Nichts könnte die Mutter mehr schocken als diese Worte: "Als Osvald mit der Pfeife im Mund durch die Tür kam, war mir, als sähe ich seinen Vater, wie er leibt und lebt." Der Sohn, den sie zum Schutz vor dem liederlichen Vater mit fünf Jahren in Internate gab, ein Wiedergänger eben dieses Mannes? Für einen Moment droht Helene Alving die mühsam anerzogene Fassung zu verlieren, verscheucht die Worte des Familienfreundes Pastor Manders indes ebenso schnell wie die Angst, die mit ihnen in ihr aufgestiegen ist. Wie viel Wahrheit in Manders Worte steckt, wird ihr erst später aufgehen – wenn sie erkennt, dass die Vergnügungssucht ihres Mannes ein Ventil für seine permanent durch gesellschaftliche Normen (und von ihr) unterdrückte Lebenslust war, und dass sie das gleiche Muster in Osvald wiederfindet.
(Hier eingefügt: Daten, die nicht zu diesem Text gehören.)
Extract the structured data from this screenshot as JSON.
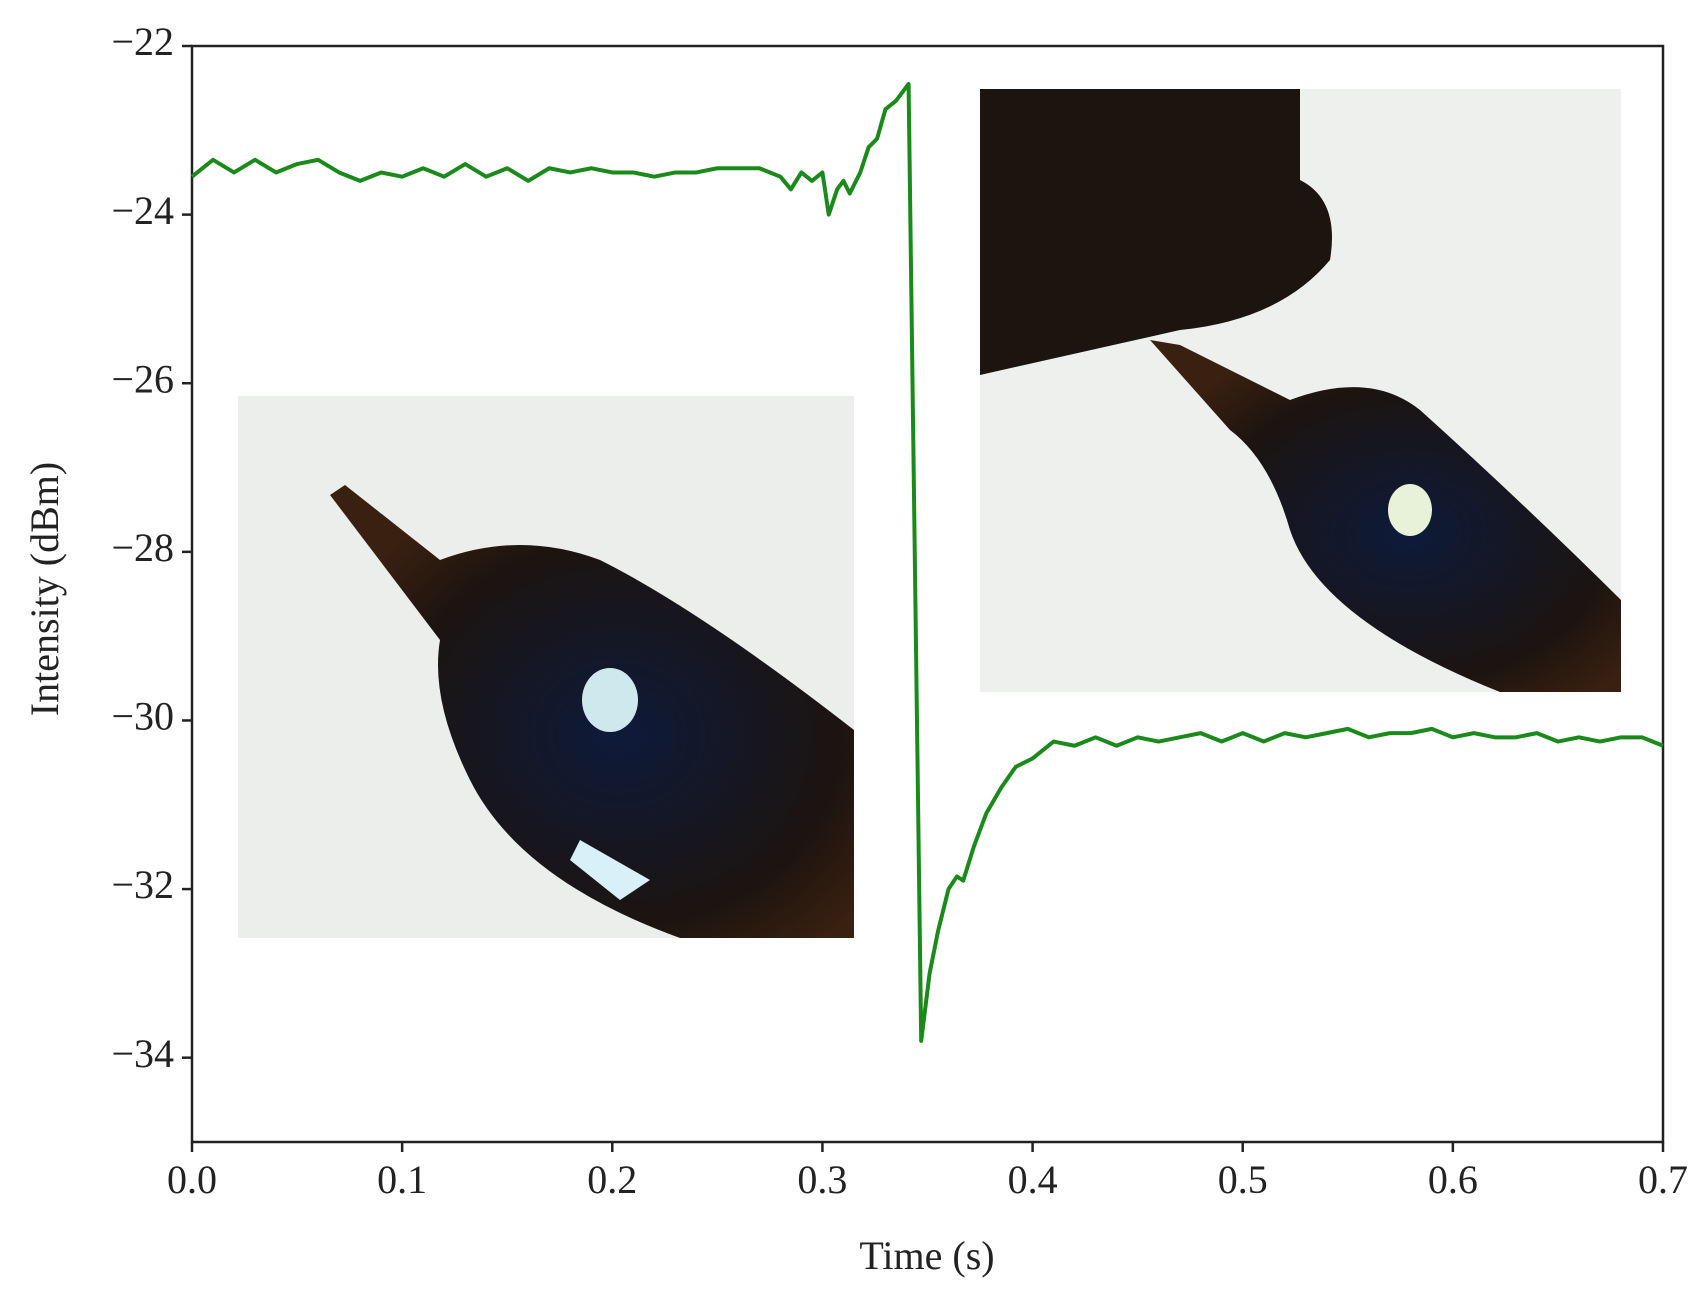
{
  "chart_data": {
    "type": "line",
    "xlabel": "Time (s)",
    "ylabel": "Intensity (dBm)",
    "xlim": [
      0,
      0.7
    ],
    "ylim": [
      -35,
      -22
    ],
    "xticks": [
      {
        "value": 0,
        "label": "0.0"
      },
      0.1,
      0.2,
      0.3,
      0.4,
      0.5,
      0.6,
      0.7
    ],
    "yticks": [
      {
        "value": -22,
        "label": "−22"
      },
      {
        "value": -24,
        "label": "−24"
      },
      {
        "value": -26,
        "label": "−26"
      },
      {
        "value": -28,
        "label": "−28"
      },
      {
        "value": -30,
        "label": "−30"
      },
      {
        "value": -32,
        "label": "−32"
      },
      {
        "value": -34,
        "label": "−34"
      }
    ],
    "series": [
      {
        "color": "#1a8a1a",
        "x": [
          0,
          0.01,
          0.02,
          0.03,
          0.04,
          0.05,
          0.06,
          0.07,
          0.08,
          0.09,
          0.1,
          0.11,
          0.12,
          0.13,
          0.14,
          0.15,
          0.16,
          0.17,
          0.18,
          0.19,
          0.2,
          0.21,
          0.22,
          0.23,
          0.24,
          0.25,
          0.26,
          0.27,
          0.28,
          0.285,
          0.29,
          0.295,
          0.3,
          0.303,
          0.307,
          0.31,
          0.313,
          0.318,
          0.322,
          0.326,
          0.33,
          0.335,
          0.341,
          0.347,
          0.351,
          0.355,
          0.36,
          0.364,
          0.367,
          0.372,
          0.378,
          0.385,
          0.392,
          0.4,
          0.41,
          0.42,
          0.43,
          0.44,
          0.45,
          0.46,
          0.47,
          0.48,
          0.49,
          0.5,
          0.51,
          0.52,
          0.53,
          0.54,
          0.55,
          0.56,
          0.57,
          0.58,
          0.59,
          0.6,
          0.61,
          0.62,
          0.63,
          0.64,
          0.65,
          0.66,
          0.67,
          0.68,
          0.69,
          0.7
        ],
        "values": [
          -23.55,
          -23.35,
          -23.5,
          -23.35,
          -23.5,
          -23.4,
          -23.35,
          -23.5,
          -23.6,
          -23.5,
          -23.55,
          -23.45,
          -23.55,
          -23.4,
          -23.55,
          -23.45,
          -23.6,
          -23.45,
          -23.5,
          -23.45,
          -23.5,
          -23.5,
          -23.55,
          -23.5,
          -23.5,
          -23.45,
          -23.45,
          -23.45,
          -23.55,
          -23.7,
          -23.5,
          -23.6,
          -23.5,
          -24.0,
          -23.7,
          -23.6,
          -23.75,
          -23.5,
          -23.2,
          -23.1,
          -22.75,
          -22.65,
          -22.45,
          -33.8,
          -33.0,
          -32.5,
          -32.0,
          -31.85,
          -31.9,
          -31.5,
          -31.1,
          -30.8,
          -30.55,
          -30.45,
          -30.25,
          -30.3,
          -30.2,
          -30.3,
          -30.2,
          -30.25,
          -30.2,
          -30.15,
          -30.25,
          -30.15,
          -30.25,
          -30.15,
          -30.2,
          -30.15,
          -30.1,
          -30.2,
          -30.15,
          -30.15,
          -30.1,
          -30.2,
          -30.15,
          -30.2,
          -30.2,
          -30.15,
          -30.25,
          -30.2,
          -30.25,
          -30.2,
          -30.2,
          -30.3
        ]
      }
    ]
  }
}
In Henrik Ibsens Familiendrama "Gespenster" wimmelt es fast von ebendiesen. Dabei sollen die Schatten der Vergangenheit endgültig mit den Mauern des neuen Kinderheimes gebannt werden, das den Namen des verstorbenen Alving tragen soll. Gewissermaßen als zementierte Lebenslüge, mit der Helene Alving sich und ihre Familie vor der gesellschaftlichen Geringschätzung bewahren wollte. Das kann nicht gutgehen: Das Kinderheim geht in Flammen auf, bevor es eingeweiht ist.

Kongeniale Ausstattung

Das etwas angestaubte Stück um moralische Verfehlungen, nach denen heute kaum mehr ein Hahn kräht, hat Intendantin Bettina Jahnke für ihre Inszenierung am RLT hat mit Dramaturgin Alexandra Jacob auf den Kern, nämlich auf die Befindlichkeiten der Figuren, reduziert und mit wenigen, aber passenden Mitteln in die Jetztzeit geholt.
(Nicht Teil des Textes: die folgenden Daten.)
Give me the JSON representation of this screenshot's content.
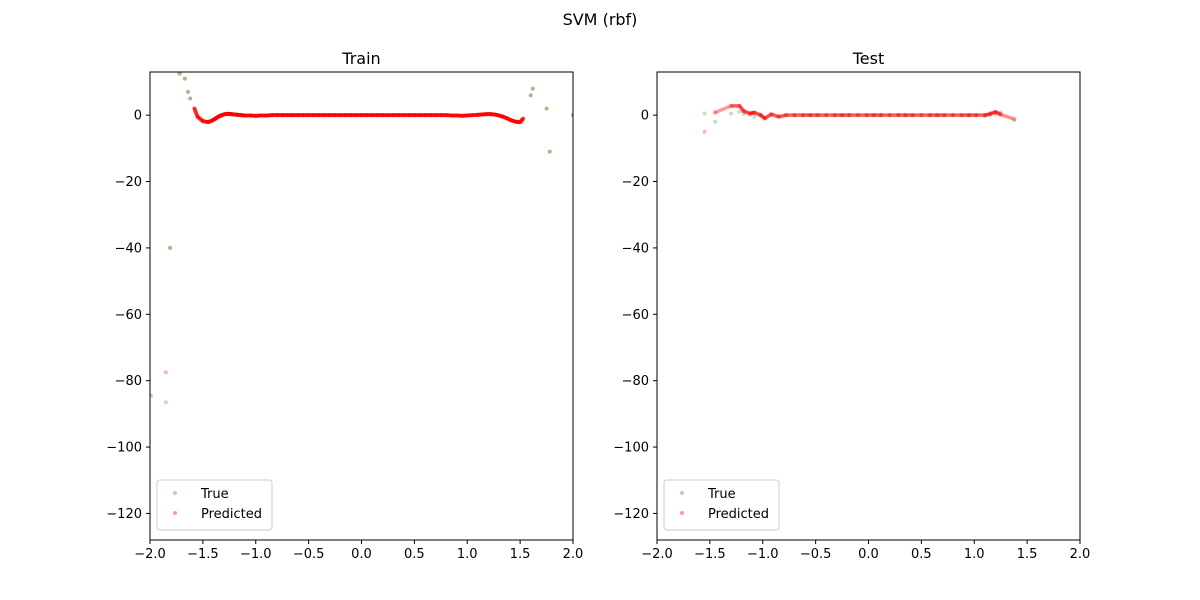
{
  "figure": {
    "suptitle": "SVM (rbf)"
  },
  "colors": {
    "true": "#2ca02c",
    "predicted": "#ff0000",
    "frame": "#000000",
    "legend_border": "#cccccc"
  },
  "chart_data": [
    {
      "type": "scatter",
      "title": "Train",
      "xlim": [
        -2.0,
        2.0
      ],
      "ylim": [
        -128,
        13
      ],
      "xticks": [
        -2.0,
        -1.5,
        -1.0,
        -0.5,
        0.0,
        0.5,
        1.0,
        1.5,
        2.0
      ],
      "xtick_labels": [
        "−2.0",
        "−1.5",
        "−1.0",
        "−0.5",
        "0.0",
        "0.5",
        "1.0",
        "1.5",
        "2.0"
      ],
      "yticks": [
        0,
        -20,
        -40,
        -60,
        -80,
        -100,
        -120
      ],
      "ytick_labels": [
        "0",
        "−20",
        "−40",
        "−60",
        "−80",
        "−100",
        "−120"
      ],
      "legend": {
        "placement": "lower-left",
        "entries": [
          "True",
          "Predicted"
        ]
      },
      "series": [
        {
          "name": "True",
          "x": [
            -1.85,
            -1.81,
            -1.72,
            -1.67,
            -1.64,
            -1.62,
            -1.58,
            -1.55,
            -1.5,
            -1.45,
            -1.41,
            -1.38,
            -1.35,
            -1.32,
            -1.29,
            -1.26,
            -1.23,
            -1.2,
            -1.17,
            -1.14,
            -1.1,
            -1.05,
            -1.0,
            -0.95,
            -0.9,
            -0.85,
            -0.8,
            -0.75,
            -0.7,
            -0.65,
            -0.6,
            -0.55,
            -0.5,
            -0.45,
            -0.4,
            -0.35,
            -0.3,
            -0.25,
            -0.2,
            -0.15,
            -0.1,
            -0.05,
            0.0,
            0.05,
            0.1,
            0.15,
            0.2,
            0.25,
            0.3,
            0.35,
            0.4,
            0.45,
            0.5,
            0.55,
            0.6,
            0.65,
            0.7,
            0.75,
            0.8,
            0.85,
            0.9,
            0.95,
            1.0,
            1.05,
            1.1,
            1.14,
            1.18,
            1.22,
            1.26,
            1.3,
            1.34,
            1.38,
            1.42,
            1.46,
            1.5,
            1.53,
            1.6,
            1.62,
            1.75,
            1.78,
            2.0
          ],
          "y": [
            -86.5,
            -40,
            12.5,
            11,
            7,
            5,
            2,
            -0.5,
            -1.8,
            -2.1,
            -1.6,
            -1.0,
            -0.4,
            0.0,
            0.3,
            0.4,
            0.3,
            0.2,
            0.1,
            0.0,
            -0.1,
            -0.1,
            -0.2,
            -0.1,
            -0.1,
            0.0,
            0.0,
            0.0,
            0.0,
            0.0,
            0.0,
            0.0,
            0.0,
            0.0,
            0.0,
            0.0,
            0.0,
            0.0,
            0.0,
            0.0,
            0.0,
            0.0,
            0.0,
            0.0,
            0.0,
            0.0,
            0.0,
            0.0,
            0.0,
            0.0,
            0.0,
            0.0,
            0.0,
            0.0,
            0.0,
            0.0,
            0.0,
            0.0,
            0.0,
            -0.1,
            -0.1,
            -0.2,
            -0.1,
            0.0,
            0.1,
            0.2,
            0.3,
            0.3,
            0.2,
            -0.1,
            -0.5,
            -1.0,
            -1.6,
            -2.0,
            -2.1,
            -1.0,
            6,
            8,
            2,
            -11,
            0
          ]
        },
        {
          "name": "Predicted",
          "x": [
            -1.99,
            -1.85,
            -1.81,
            -1.72,
            -1.67,
            -1.64,
            -1.62,
            -1.58,
            -1.55,
            -1.5,
            -1.45,
            -1.41,
            -1.38,
            -1.35,
            -1.32,
            -1.29,
            -1.26,
            -1.23,
            -1.2,
            -1.17,
            -1.14,
            -1.1,
            -1.05,
            -1.0,
            -0.95,
            -0.9,
            -0.85,
            -0.8,
            -0.75,
            -0.7,
            -0.65,
            -0.6,
            -0.55,
            -0.5,
            -0.45,
            -0.4,
            -0.35,
            -0.3,
            -0.25,
            -0.2,
            -0.15,
            -0.1,
            -0.05,
            0.0,
            0.05,
            0.1,
            0.15,
            0.2,
            0.25,
            0.3,
            0.35,
            0.4,
            0.45,
            0.5,
            0.55,
            0.6,
            0.65,
            0.7,
            0.75,
            0.8,
            0.85,
            0.9,
            0.95,
            1.0,
            1.05,
            1.1,
            1.14,
            1.18,
            1.22,
            1.26,
            1.3,
            1.34,
            1.38,
            1.42,
            1.46,
            1.5,
            1.53,
            1.6,
            1.62,
            1.75,
            1.78,
            2.0
          ],
          "y": [
            -84.5,
            -77.5,
            -40,
            12.5,
            11,
            7,
            5,
            2,
            -0.5,
            -1.8,
            -2.1,
            -1.6,
            -1.0,
            -0.4,
            0.0,
            0.3,
            0.4,
            0.3,
            0.2,
            0.1,
            0.0,
            -0.1,
            -0.1,
            -0.2,
            -0.1,
            -0.1,
            0.0,
            0.0,
            0.0,
            0.0,
            0.0,
            0.0,
            0.0,
            0.0,
            0.0,
            0.0,
            0.0,
            0.0,
            0.0,
            0.0,
            0.0,
            0.0,
            0.0,
            0.0,
            0.0,
            0.0,
            0.0,
            0.0,
            0.0,
            0.0,
            0.0,
            0.0,
            0.0,
            0.0,
            0.0,
            0.0,
            0.0,
            0.0,
            0.0,
            0.0,
            -0.1,
            -0.1,
            -0.2,
            -0.1,
            0.0,
            0.1,
            0.2,
            0.3,
            0.3,
            0.2,
            -0.1,
            -0.5,
            -1.0,
            -1.6,
            -2.0,
            -2.1,
            -1.0,
            6,
            8,
            2,
            -11,
            0
          ]
        }
      ]
    },
    {
      "type": "scatter",
      "title": "Test",
      "xlim": [
        -2.0,
        2.0
      ],
      "ylim": [
        -128,
        13
      ],
      "xticks": [
        -2.0,
        -1.5,
        -1.0,
        -0.5,
        0.0,
        0.5,
        1.0,
        1.5,
        2.0
      ],
      "xtick_labels": [
        "−2.0",
        "−1.5",
        "−1.0",
        "−0.5",
        "0.0",
        "0.5",
        "1.0",
        "1.5",
        "2.0"
      ],
      "yticks": [
        0,
        -20,
        -40,
        -60,
        -80,
        -100,
        -120
      ],
      "ytick_labels": [
        "0",
        "−20",
        "−40",
        "−60",
        "−80",
        "−100",
        "−120"
      ],
      "legend": {
        "placement": "lower-left",
        "entries": [
          "True",
          "Predicted"
        ]
      },
      "series": [
        {
          "name": "True",
          "x": [
            -1.55,
            -1.45,
            -1.3,
            -1.22,
            -1.18,
            -1.12,
            -1.08,
            -1.02,
            -0.98,
            -0.92,
            -0.85,
            -0.78,
            -0.7,
            -0.62,
            -0.55,
            -0.48,
            -0.4,
            -0.32,
            -0.25,
            -0.18,
            -0.1,
            -0.02,
            0.05,
            0.12,
            0.2,
            0.28,
            0.35,
            0.42,
            0.5,
            0.58,
            0.65,
            0.72,
            0.8,
            0.88,
            0.95,
            1.02,
            1.1,
            1.15,
            1.2,
            1.25,
            1.38
          ],
          "y": [
            0.5,
            -2.0,
            0.5,
            1.0,
            0.3,
            0.0,
            -0.5,
            0.2,
            -0.8,
            0.0,
            -0.3,
            0.1,
            0.0,
            0.0,
            0.0,
            0.0,
            0.0,
            0.0,
            0.0,
            0.0,
            0.0,
            0.0,
            0.0,
            0.0,
            0.0,
            0.0,
            0.0,
            0.0,
            0.0,
            0.0,
            0.0,
            0.0,
            0.0,
            0.0,
            0.0,
            0.0,
            -0.3,
            0.6,
            0.2,
            0.8,
            -1.5
          ]
        },
        {
          "name": "Predicted",
          "x": [
            -1.55,
            -1.45,
            -1.3,
            -1.22,
            -1.18,
            -1.12,
            -1.08,
            -1.02,
            -0.98,
            -0.92,
            -0.85,
            -0.78,
            -0.7,
            -0.62,
            -0.55,
            -0.48,
            -0.4,
            -0.32,
            -0.25,
            -0.18,
            -0.1,
            -0.02,
            0.05,
            0.12,
            0.2,
            0.28,
            0.35,
            0.42,
            0.5,
            0.58,
            0.65,
            0.72,
            0.8,
            0.88,
            0.95,
            1.02,
            1.1,
            1.15,
            1.2,
            1.25,
            1.38
          ],
          "y": [
            -5.0,
            0.8,
            2.8,
            2.8,
            1.2,
            0.5,
            0.8,
            0.0,
            -1.0,
            0.3,
            -0.5,
            0.0,
            0.0,
            0.0,
            0.0,
            0.0,
            0.0,
            0.0,
            0.0,
            0.0,
            0.0,
            0.0,
            0.0,
            0.0,
            0.0,
            0.0,
            0.0,
            0.0,
            0.0,
            0.0,
            0.0,
            0.0,
            0.0,
            0.0,
            0.0,
            0.0,
            0.0,
            0.3,
            1.0,
            0.2,
            -1.2
          ]
        }
      ]
    }
  ]
}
Basis des sehr stark gekürzten Stücks ist die moderne Übersetzung von Angelika Gundlach. Ivonne Theodora Storm hat Kostüme und Bühnenbild entwickelt, die kongenial zu Inhalt und Figuren passen, wie Jahnke sie sieht. Bei ihr ist jeder sein eigener Peiniger. Pastor Manders (souverän: Rainer Scharenberg) verbietet sich selbstgefällig alle Gefühle, aber lässt sich dennoch zu einem leidenschaftlichen Moment mit Helene Alving hinreißen.

Katharina Dalichau spielt diese als Frau in den besten Jahren, in einer explosiven Mischung aus Beherrschtheit und Aufbegehren, was sich auch in ihrem hochgeschlossenen, knöchellangen Kleid mit dem langen Seitenschlitz und in knallrote Farbe spiegelt. Sohn Osvald ist bei Roman Konieczny ein rotzig-selbstbewusster Mann und zugleich verletzlicher Junge. Als Maler, der eigentlich in Paris lebt, kommt er allerdings mit Langhaarperücke und Schlabberhose allzu klischeehaft daher. Die faltigen, weil rutschigen Strümpfe unter dem engen, schicken Kleid von Melanie Vollmer jedoch passen sehr gut zu der Dualität ihrer Figur Regine: Sie spielt das bauernschlaue und auch naive Dienstmädchen, das sich in Osvald verliebt und erst jetzt erfährt, dass es seine Halbschwester ist. Und Regines (Zieh-)Vater Engstrand ist in Jahnkes Lesart des Stücks ein durchtriebener Mann (wunderbar: Joachim Berger), der genau weiß, wo er zum eigenen Vorteil die Daumenschrauben ansetzen muss.

Sie alle lässt Jahnke ganz vorn auf der Bühne spielen. Auf einer nach hinten von einer schrägen Sprossenwand abgegrenzten Spielfläche. Ein fantastisch ausgeleuchteter Himmel zaubert idyllische Wintergarten-Atmosphäre, und dennoch ist klar: Es ist ein Gefängnis für die toten und lebenden Geister.